Last week the country has had some exceptional news about the standards of literacy that our children are attaining. In short, our youngsters are getting better at reading. Much better.
I felt the significance of this news even more keenly than I ordinarily might because that day one of my daughters had woken me at 0545 and asked that I read her Roald Dahl’s The Magic Finger. It’d been a long week, with some late nights debating the EU Withdrawal Bill in the House of Commons, and a pre-dawn call for reading time was not something I had planned.
But the years when our children ask to be read to are short. So as the sun rose slowly behind thick December clouds we both enjoyed the wonderful – and slightly disturbing – words of Dahl.
Reading might not be everything but in education it is very nearly everything.

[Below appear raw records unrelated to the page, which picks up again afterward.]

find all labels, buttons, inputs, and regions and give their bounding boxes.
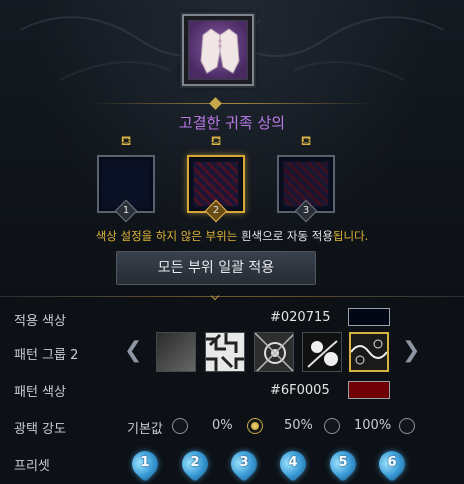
preset-button-6[interactable]: 6 — [373, 445, 411, 483]
notice-text: 색상 설정을 하지 않은 부위는 흰색으로 자동 적용됩니다. — [95, 229, 369, 243]
gloss-option-100-label: 100% — [354, 418, 392, 433]
preset-button-1[interactable]: 1 — [126, 445, 164, 483]
pattern-gradient[interactable] — [156, 332, 196, 372]
pattern-group-label: 패턴 그룹 2 — [14, 348, 79, 363]
floral-pattern-icon — [303, 333, 341, 371]
gloss-option-0-label: 0% — [212, 418, 233, 433]
dye-bucket-icon: ⛾ — [210, 134, 222, 149]
part-slot-2[interactable]: ⛾ 2 — [187, 135, 245, 223]
apply-color-swatch[interactable] — [348, 308, 390, 326]
maze-pattern-icon — [206, 333, 244, 371]
divider-line — [90, 103, 374, 104]
preset-label: 프리셋 — [14, 459, 50, 474]
apply-color-hex: #020715 — [270, 310, 331, 325]
apply-all-button[interactable]: 모든 부위 일괄 적용 — [116, 251, 316, 285]
dye-bucket-icon: ⛾ — [300, 134, 312, 149]
next-pattern-arrow[interactable]: ❯ — [402, 338, 420, 363]
pattern-color-hex: #6F0005 — [270, 383, 330, 398]
dye-bucket-icon: ⛾ — [120, 134, 132, 149]
item-name: 고결한 귀족 상의 — [178, 114, 286, 132]
lace-pattern-icon — [351, 334, 387, 370]
prev-pattern-arrow[interactable]: ❮ — [124, 338, 142, 363]
pattern-color-swatch[interactable] — [348, 381, 390, 399]
gloss-option-100-radio[interactable] — [399, 418, 415, 434]
pattern-floral[interactable] — [302, 332, 342, 372]
pattern-lace[interactable] — [349, 332, 389, 372]
pattern-ornate[interactable] — [254, 332, 294, 372]
apply-color-label: 적용 색상 — [14, 314, 66, 329]
gloss-option-default-radio[interactable] — [172, 418, 188, 434]
preset-button-3[interactable]: 3 — [225, 445, 263, 483]
gloss-option-0-radio[interactable] — [247, 418, 263, 434]
preset-button-5[interactable]: 5 — [324, 445, 362, 483]
part-slot-1[interactable]: ⛾ 1 — [97, 135, 155, 223]
item-icon-frame — [182, 14, 254, 86]
preset-button-2[interactable]: 2 — [176, 445, 214, 483]
section-divider — [0, 296, 464, 297]
gloss-option-default-label: 기본값 — [127, 422, 163, 437]
gloss-option-50-radio[interactable] — [324, 418, 340, 434]
gloss-label: 광택 강도 — [14, 422, 66, 437]
gloss-option-50-label: 50% — [284, 418, 313, 433]
pattern-color-label: 패턴 색상 — [14, 385, 66, 400]
pattern-maze[interactable] — [205, 332, 245, 372]
noble-top-icon — [188, 20, 248, 80]
ornate-pattern-icon — [255, 333, 293, 371]
part-slot-3[interactable]: ⛾ 3 — [277, 135, 335, 223]
preset-button-4[interactable]: 4 — [274, 445, 312, 483]
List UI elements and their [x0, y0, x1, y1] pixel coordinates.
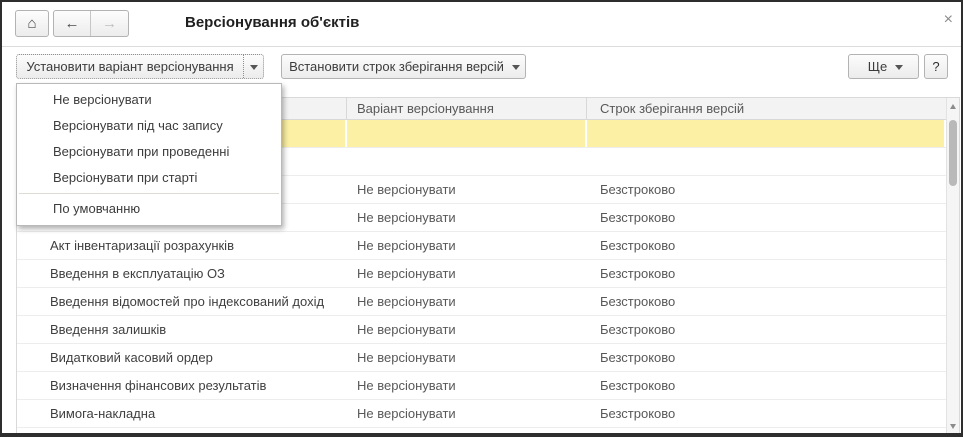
object-name-cell: Видатковий касовий ордер	[17, 344, 347, 371]
close-icon[interactable]: ×	[944, 12, 953, 28]
scrollbar-thumb[interactable]	[949, 120, 957, 186]
set-versioning-variant-dropdown[interactable]	[243, 55, 263, 78]
object-name-cell: Вимога-накладна	[17, 400, 347, 427]
set-retention-term-label: Встановити строк зберігання версій	[281, 59, 512, 74]
home-icon: ⌂	[27, 15, 36, 32]
chevron-down-icon	[250, 65, 258, 74]
menu-separator	[19, 193, 279, 194]
versioning-variant-cell	[347, 120, 587, 147]
retention-term-cell: Безстроково	[587, 288, 946, 315]
scroll-up-button[interactable]	[947, 99, 959, 114]
page-title: Версіонування об'єктів	[185, 14, 359, 31]
retention-term-cell: Безстроково	[587, 232, 946, 259]
chevron-down-icon	[895, 65, 903, 74]
chevron-down-icon	[512, 65, 520, 74]
column-header-versioning-variant[interactable]: Варіант версіонування	[347, 98, 587, 119]
versioning-window: ⌂ ← → Версіонування об'єктів × Установит…	[0, 0, 963, 437]
table-row[interactable]: Введення в експлуатацію ОЗНе версіонуват…	[17, 260, 946, 288]
object-name-cell: Введення залишків	[17, 316, 347, 343]
retention-term-cell	[587, 120, 946, 147]
retention-term-cell: Безстроково	[587, 344, 946, 371]
menu-item[interactable]: Не версіонувати	[17, 87, 281, 113]
versioning-variant-cell: Не версіонувати	[347, 372, 587, 399]
table-row[interactable]: Визначення фінансових результатівНе верс…	[17, 372, 946, 400]
retention-term-cell: Безстроково	[587, 372, 946, 399]
versioning-variant-cell: Не версіонувати	[347, 400, 587, 427]
versioning-variant-cell	[347, 148, 587, 175]
back-button[interactable]: ←	[54, 11, 91, 36]
more-button[interactable]: Ще	[848, 54, 919, 79]
title-bar: ⌂ ← → Версіонування об'єктів ×	[2, 2, 961, 47]
triangle-down-icon	[950, 424, 956, 432]
table-row[interactable]: Акт інвентаризації розрахунківНе версіон…	[17, 232, 946, 260]
versioning-variant-cell: Не версіонувати	[347, 316, 587, 343]
object-name-cell: Визначення фінансових результатів	[17, 372, 347, 399]
versioning-variant-cell: Не версіонувати	[347, 232, 587, 259]
object-name-cell: Акт інвентаризації розрахунків	[17, 232, 347, 259]
retention-term-cell: Безстроково	[587, 400, 946, 427]
object-name-cell: Виробіток НМА	[17, 428, 347, 435]
vertical-scrollbar[interactable]	[946, 98, 959, 435]
table-row[interactable]: Видатковий касовий ордерНе версіонуватиБ…	[17, 344, 946, 372]
versioning-variant-cell: Не версіонувати	[347, 288, 587, 315]
versioning-variant-cell: Не версіонувати	[347, 344, 587, 371]
help-label: ?	[932, 59, 939, 74]
menu-item[interactable]: По умовчанню	[17, 196, 281, 222]
table-row[interactable]: Введення залишківНе версіонуватиБезстрок…	[17, 316, 946, 344]
menu-item[interactable]: Версіонувати під час запису	[17, 113, 281, 139]
help-button[interactable]: ?	[924, 54, 948, 79]
versioning-variant-cell: Не версіонувати	[347, 204, 587, 231]
table-row[interactable]: Введення відомостей про індексований дох…	[17, 288, 946, 316]
retention-term-cell: Безстроково	[587, 428, 946, 435]
versioning-variant-cell: Не версіонувати	[347, 260, 587, 287]
set-versioning-variant-label: Установити варіант версіонування	[17, 59, 243, 74]
scroll-down-button[interactable]	[947, 419, 959, 434]
triangle-up-icon	[950, 101, 956, 109]
retention-term-cell: Безстроково	[587, 204, 946, 231]
set-retention-term-button[interactable]: Встановити строк зберігання версій	[281, 54, 526, 79]
table-row[interactable]: Вимога-накладнаНе версіонуватиБезстроков…	[17, 400, 946, 428]
forward-arrow-icon: →	[102, 15, 117, 32]
column-header-retention-term[interactable]: Строк зберігання версій	[587, 98, 959, 119]
versioning-variant-cell: Не версіонувати	[347, 428, 587, 435]
retention-term-cell: Безстроково	[587, 260, 946, 287]
versioning-variant-menu: Не версіонуватиВерсіонувати під час запи…	[16, 83, 282, 226]
menu-item[interactable]: Версіонувати при проведенні	[17, 139, 281, 165]
more-label: Ще	[860, 59, 895, 74]
set-versioning-variant-button[interactable]: Установити варіант версіонування	[16, 54, 264, 79]
versioning-variant-cell: Не версіонувати	[347, 176, 587, 203]
table-row[interactable]: Виробіток НМАНе версіонуватиБезстроково	[17, 428, 946, 435]
object-name-cell: Введення в експлуатацію ОЗ	[17, 260, 347, 287]
menu-item[interactable]: Версіонувати при старті	[17, 165, 281, 191]
history-nav-group: ← →	[53, 10, 129, 37]
retention-term-cell: Безстроково	[587, 176, 946, 203]
back-arrow-icon: ←	[65, 15, 80, 32]
retention-term-cell	[587, 148, 946, 175]
forward-button[interactable]: →	[91, 11, 128, 36]
object-name-cell: Введення відомостей про індексований дох…	[17, 288, 347, 315]
retention-term-cell: Безстроково	[587, 316, 946, 343]
home-button[interactable]: ⌂	[15, 10, 49, 37]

Without reasonable reading skills a great deal of what comes next is closed off making it harder and harder for young people to keep up with their peers.

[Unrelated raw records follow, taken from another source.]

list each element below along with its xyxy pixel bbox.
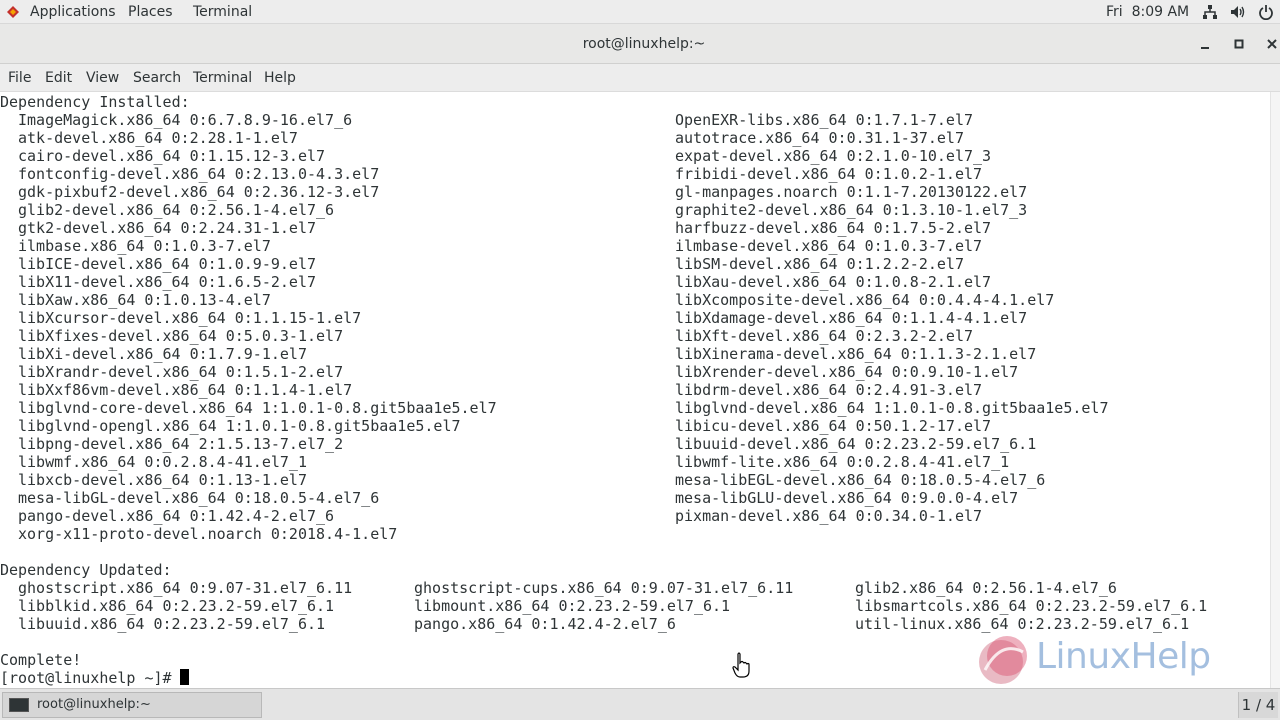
top-bar: Applications Places Terminal Fri 8:09 AM [0,0,1280,24]
installed-package: pango-devel.x86_64 0:1.42.4-2.el7_6 [18,507,335,525]
installed-package: libXfixes-devel.x86_64 0:5.0.3-1.el7 [18,327,344,345]
installed-package: glib2-devel.x86_64 0:2.56.1-4.el7_6 [18,201,335,219]
installed-package: libuuid-devel.x86_64 0:2.23.2-59.el7_6.1 [675,435,1037,453]
installed-package: libglvnd-core-devel.x86_64 1:1.0.1-0.8.g… [18,399,497,417]
installed-package: libX11-devel.x86_64 0:1.6.5-2.el7 [18,273,317,291]
installed-package: libXrandr-devel.x86_64 0:1.5.1-2.el7 [18,363,344,381]
close-icon[interactable] [1264,36,1280,52]
installed-package: atk-devel.x86_64 0:2.28.1-1.el7 [18,129,298,147]
installed-package: mesa-libEGL-devel.x86_64 0:18.0.5-4.el7_… [675,471,1046,489]
installed-package: libdrm-devel.x86_64 0:2.4.91-3.el7 [675,381,983,399]
installed-package: libXrender-devel.x86_64 0:0.9.10-1.el7 [675,363,1019,381]
menu-file[interactable]: File [8,69,31,87]
installed-package: libwmf-lite.x86_64 0:0.2.8.4-41.el7_1 [675,453,1010,471]
places-menu[interactable]: Places [128,3,173,21]
window-title: root@linuxhelp:~ [582,36,706,52]
shell-prompt: [root@linuxhelp ~]# [0,669,172,687]
installed-package: pixman-devel.x86_64 0:0.34.0-1.el7 [675,507,983,525]
installed-package: libwmf.x86_64 0:0.2.8.4-41.el7_1 [18,453,307,471]
installed-package: mesa-libGLU-devel.x86_64 0:9.0.0-4.el7 [675,489,1019,507]
installed-package: libpng-devel.x86_64 2:1.5.13-7.el7_2 [18,435,344,453]
installed-package: fontconfig-devel.x86_64 0:2.13.0-4.3.el7 [18,165,380,183]
installed-package: libxcb-devel.x86_64 0:1.13-1.el7 [18,471,307,489]
window-list-bar: root@linuxhelp:~ 1 / 4 [0,688,1280,720]
hand-pointer-icon [732,652,750,678]
minimize-icon[interactable] [1197,36,1213,52]
installed-package: ilmbase.x86_64 0:1.0.3-7.el7 [18,237,271,255]
installed-package: graphite2-devel.x86_64 0:1.3.10-1.el7_3 [675,201,1028,219]
menu-search[interactable]: Search [133,69,181,87]
installed-package: harfbuzz-devel.x86_64 0:1.7.5-2.el7 [675,219,992,237]
installed-package: libXcursor-devel.x86_64 0:1.1.15-1.el7 [18,309,362,327]
terminal-scrollbar[interactable] [1270,92,1280,688]
installed-package: libICE-devel.x86_64 0:1.0.9-9.el7 [18,255,317,273]
installed-package: libXft-devel.x86_64 0:2.3.2-2.el7 [675,327,974,345]
installed-package: cairo-devel.x86_64 0:1.15.12-3.el7 [18,147,326,165]
linuxhelp-logo-icon [979,636,1027,684]
applications-icon[interactable] [6,5,20,19]
installed-package: libicu-devel.x86_64 0:50.1.2-17.el7 [675,417,992,435]
installed-package: OpenEXR-libs.x86_64 0:1.7.1-7.el7 [675,111,974,129]
installed-package: libXau-devel.x86_64 0:1.0.8-2.1.el7 [675,273,992,291]
installed-package: gl-manpages.noarch 0:1.1-7.20130122.el7 [675,183,1028,201]
dependency-installed-header: Dependency Installed: [0,93,190,111]
installed-package: mesa-libGL-devel.x86_64 0:18.0.5-4.el7_6 [18,489,380,507]
taskbar-item-terminal[interactable]: root@linuxhelp:~ [2,692,262,718]
updated-package: libsmartcols.x86_64 0:2.23.2-59.el7_6.1 [855,597,1208,615]
updated-package: libblkid.x86_64 0:2.23.2-59.el7_6.1 [18,597,335,615]
updated-package: glib2.x86_64 0:2.56.1-4.el7_6 [855,579,1117,597]
installed-package: libXxf86vm-devel.x86_64 0:1.1.4-1.el7 [18,381,353,399]
installed-package: libXdamage-devel.x86_64 0:1.1.4-4.1.el7 [675,309,1028,327]
terminal-icon [9,698,29,712]
terminal-cursor [180,669,189,685]
installed-package: libglvnd-opengl.x86_64 1:1.0.1-0.8.git5b… [18,417,461,435]
installed-package: ImageMagick.x86_64 0:6.7.8.9-16.el7_6 [18,111,353,129]
installed-package: libXaw.x86_64 0:1.0.13-4.el7 [18,291,271,309]
installed-package: gdk-pixbuf2-devel.x86_64 0:2.36.12-3.el7 [18,183,380,201]
installed-package: gtk2-devel.x86_64 0:2.24.31-1.el7 [18,219,317,237]
linuxhelp-watermark: LinuxHelp [1036,636,1211,677]
installed-package: libSM-devel.x86_64 0:1.2.2-2.el7 [675,255,964,273]
applications-menu[interactable]: Applications [30,3,116,21]
clock[interactable]: Fri 8:09 AM [1106,3,1189,21]
updated-package: ghostscript.x86_64 0:9.07-31.el7_6.11 [18,579,353,597]
window-titlebar[interactable]: root@linuxhelp:~ [0,24,1280,64]
complete-message: Complete! [0,651,82,669]
menu-view[interactable]: View [86,69,119,87]
power-icon[interactable] [1258,4,1274,20]
menu-terminal[interactable]: Terminal [193,69,252,87]
installed-package: libXinerama-devel.x86_64 0:1.1.3-2.1.el7 [675,345,1037,363]
installed-package: expat-devel.x86_64 0:2.1.0-10.el7_3 [675,147,992,165]
volume-icon[interactable] [1230,4,1246,20]
menu-edit[interactable]: Edit [45,69,72,87]
maximize-icon[interactable] [1231,36,1247,52]
terminal-app-menu[interactable]: Terminal [193,3,252,21]
installed-package: libglvnd-devel.x86_64 1:1.0.1-0.8.git5ba… [675,399,1109,417]
menu-help[interactable]: Help [264,69,296,87]
installed-package: xorg-x11-proto-devel.noarch 0:2018.4-1.e… [18,525,398,543]
network-icon[interactable] [1202,4,1218,20]
updated-package: libmount.x86_64 0:2.23.2-59.el7_6.1 [414,597,731,615]
menu-bar: File Edit View Search Terminal Help [0,64,1280,92]
installed-package: autotrace.x86_64 0:0.31.1-37.el7 [675,129,964,147]
installed-package: fribidi-devel.x86_64 0:1.0.2-1.el7 [675,165,983,183]
taskbar-item-label: root@linuxhelp:~ [37,697,151,712]
workspace-indicator[interactable]: 1 / 4 [1238,692,1278,718]
updated-package: libuuid.x86_64 0:2.23.2-59.el7_6.1 [18,615,326,633]
installed-package: libXcomposite-devel.x86_64 0:0.4.4-4.1.e… [675,291,1055,309]
dependency-updated-header: Dependency Updated: [0,561,172,579]
updated-package: pango.x86_64 0:1.42.4-2.el7_6 [414,615,676,633]
installed-package: libXi-devel.x86_64 0:1.7.9-1.el7 [18,345,307,363]
updated-package: ghostscript-cups.x86_64 0:9.07-31.el7_6.… [414,579,794,597]
installed-package: ilmbase-devel.x86_64 0:1.0.3-7.el7 [675,237,983,255]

So it was with some joy that I welcomed the news that the reforms that the Conservatives introduced in 2010 are working. After the Election in that year it was decided that schools should use phonics to teach children to read. In the first Phonics Check in 2012 just 58% of six-year-olds reached the pass mark. Now, only five years later, 81% of six-year-olds reach that standard, with 92% having reached it by the end of Year 2.
New international tests have confirmed that reading standards in England are now the best in a generation. We have jumped up the international league tables for reading, reaching our highest position since the league was introduced.
There is always further to go but these results show how the great work of our teachers and pupils learning within this framework is starting to pay off.